La difficoltà non sta in una prima intesa, ma nel lavoro da fare nei successivi sessanta giorni, durante i quali Israele e Hamas dovrebbero negoziare la fine definitiva della guerra, stabilendo una tabella di marcia per l’insediamento di un governo nella Striscia. Per Hamas è indispensabile che gli americani si facciano garanti del cessate il fuoco, per gli israeliani è fondamentale che Hamas venga rimosso: “Non ci sarà un Hamastan, non tornerà. E’ finito”, ha detto ieri il primo ministro Benjamin Netanyahu. Israele vuole che la Striscia sia amministrata da palestinesi locali senza legame alcuno né con Hamas né con l’Autorità nazionale palestinese, ma sostenuti da paesi arabi come Arabia Saudita, Egitto, Giordania, Emirati Arabi Uniti. Nei sessanti giorni di cessate il fuoco, si dovrà negoziare la fine di Hamas: difficile che il gruppo accetti, continuerà piuttosto a prendere tempo mentre trattiene gli ostaggi come garanzia negoziale.
Finché ci sarà la guerra a Gaza, sarà impossibile compiere passi in avanti con gli Accordi di Abramo, i patti di normalizzazione tra Israele e alcuni paesi arabi.

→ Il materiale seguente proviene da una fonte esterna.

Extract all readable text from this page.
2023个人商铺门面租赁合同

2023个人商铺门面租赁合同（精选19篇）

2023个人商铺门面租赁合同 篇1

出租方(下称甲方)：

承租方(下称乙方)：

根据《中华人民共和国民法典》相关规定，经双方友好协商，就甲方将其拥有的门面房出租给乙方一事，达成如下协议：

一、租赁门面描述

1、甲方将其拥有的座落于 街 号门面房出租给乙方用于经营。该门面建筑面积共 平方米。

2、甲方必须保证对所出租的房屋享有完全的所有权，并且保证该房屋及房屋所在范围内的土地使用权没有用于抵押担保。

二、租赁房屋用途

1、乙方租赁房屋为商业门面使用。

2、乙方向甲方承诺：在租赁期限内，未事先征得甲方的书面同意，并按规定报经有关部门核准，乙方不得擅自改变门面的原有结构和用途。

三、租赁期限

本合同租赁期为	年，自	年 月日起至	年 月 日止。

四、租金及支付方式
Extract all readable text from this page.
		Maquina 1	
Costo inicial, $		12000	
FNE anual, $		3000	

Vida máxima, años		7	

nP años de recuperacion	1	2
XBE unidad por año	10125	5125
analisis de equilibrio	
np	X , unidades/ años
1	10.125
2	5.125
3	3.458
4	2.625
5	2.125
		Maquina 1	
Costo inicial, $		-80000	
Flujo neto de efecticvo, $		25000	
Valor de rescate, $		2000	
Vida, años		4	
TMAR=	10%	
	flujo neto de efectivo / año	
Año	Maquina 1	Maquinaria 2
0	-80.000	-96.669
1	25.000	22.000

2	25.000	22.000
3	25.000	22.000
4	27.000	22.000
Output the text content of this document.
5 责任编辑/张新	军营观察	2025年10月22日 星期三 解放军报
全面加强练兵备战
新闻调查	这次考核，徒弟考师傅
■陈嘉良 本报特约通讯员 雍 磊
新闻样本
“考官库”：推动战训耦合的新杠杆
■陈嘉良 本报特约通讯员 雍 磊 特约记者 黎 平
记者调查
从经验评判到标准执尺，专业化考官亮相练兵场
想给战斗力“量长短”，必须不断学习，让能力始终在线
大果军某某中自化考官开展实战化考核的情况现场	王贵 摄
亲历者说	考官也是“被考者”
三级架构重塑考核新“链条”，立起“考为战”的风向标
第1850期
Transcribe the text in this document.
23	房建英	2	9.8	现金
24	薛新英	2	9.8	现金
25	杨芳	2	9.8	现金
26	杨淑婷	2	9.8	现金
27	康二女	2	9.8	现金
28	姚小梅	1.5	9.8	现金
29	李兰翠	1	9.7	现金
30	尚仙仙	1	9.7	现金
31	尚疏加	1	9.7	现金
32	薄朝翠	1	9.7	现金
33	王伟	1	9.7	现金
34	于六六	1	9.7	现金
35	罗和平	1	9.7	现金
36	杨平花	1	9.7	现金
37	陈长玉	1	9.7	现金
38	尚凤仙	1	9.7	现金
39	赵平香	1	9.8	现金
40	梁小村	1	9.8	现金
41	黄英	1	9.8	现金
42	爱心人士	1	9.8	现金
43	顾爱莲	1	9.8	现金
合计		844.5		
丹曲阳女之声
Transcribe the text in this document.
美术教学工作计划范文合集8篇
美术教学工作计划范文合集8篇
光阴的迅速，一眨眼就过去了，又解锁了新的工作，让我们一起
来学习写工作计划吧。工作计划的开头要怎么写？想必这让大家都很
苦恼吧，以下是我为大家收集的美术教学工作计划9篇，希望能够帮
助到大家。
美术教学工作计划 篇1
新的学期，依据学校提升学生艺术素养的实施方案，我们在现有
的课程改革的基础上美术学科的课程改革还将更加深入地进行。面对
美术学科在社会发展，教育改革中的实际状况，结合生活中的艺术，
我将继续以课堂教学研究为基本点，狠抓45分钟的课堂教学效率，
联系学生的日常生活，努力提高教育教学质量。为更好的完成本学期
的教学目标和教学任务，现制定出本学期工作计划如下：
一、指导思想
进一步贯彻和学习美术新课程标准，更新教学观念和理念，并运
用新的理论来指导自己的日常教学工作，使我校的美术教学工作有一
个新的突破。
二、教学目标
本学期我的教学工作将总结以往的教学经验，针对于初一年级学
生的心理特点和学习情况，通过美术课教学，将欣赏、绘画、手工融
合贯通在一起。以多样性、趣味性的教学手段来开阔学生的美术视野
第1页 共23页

Riad soprattutto vuole da parte di Israele un impegno per una futura soluzione a due stati: è di per sé una richiesta molto vaga con la quale però i sauditi – come altri paesi arabi – vogliono mostrare alle loro popolazioni di non avere abbandonato la causa palestinese. Con la guerra a Gaza ancora in corso, la vaghezza però non è sufficiente.
Il piano c’è, l’assetto per realizzarlo è fragile e complicato. Gli Accordi di Abramo ampliati a paesi come Arabia Saudita, Libano e Siria sono anche la maggior garanzia di isolamento del regime iraniano che, nonostante abbia perso il conflitto, è pronto a riavviare il suo meccanismo di guerra, incluso il progetto nucleare, e poco importa quanto tempo ci vorrà: lavora con calma. Ieri Teheran ha deciso di sospendere la cooperazione con l’Agenzia internazionale per l’energia atomica, che già prima aveva un accesso limitato al programma nucleare dell’Iran.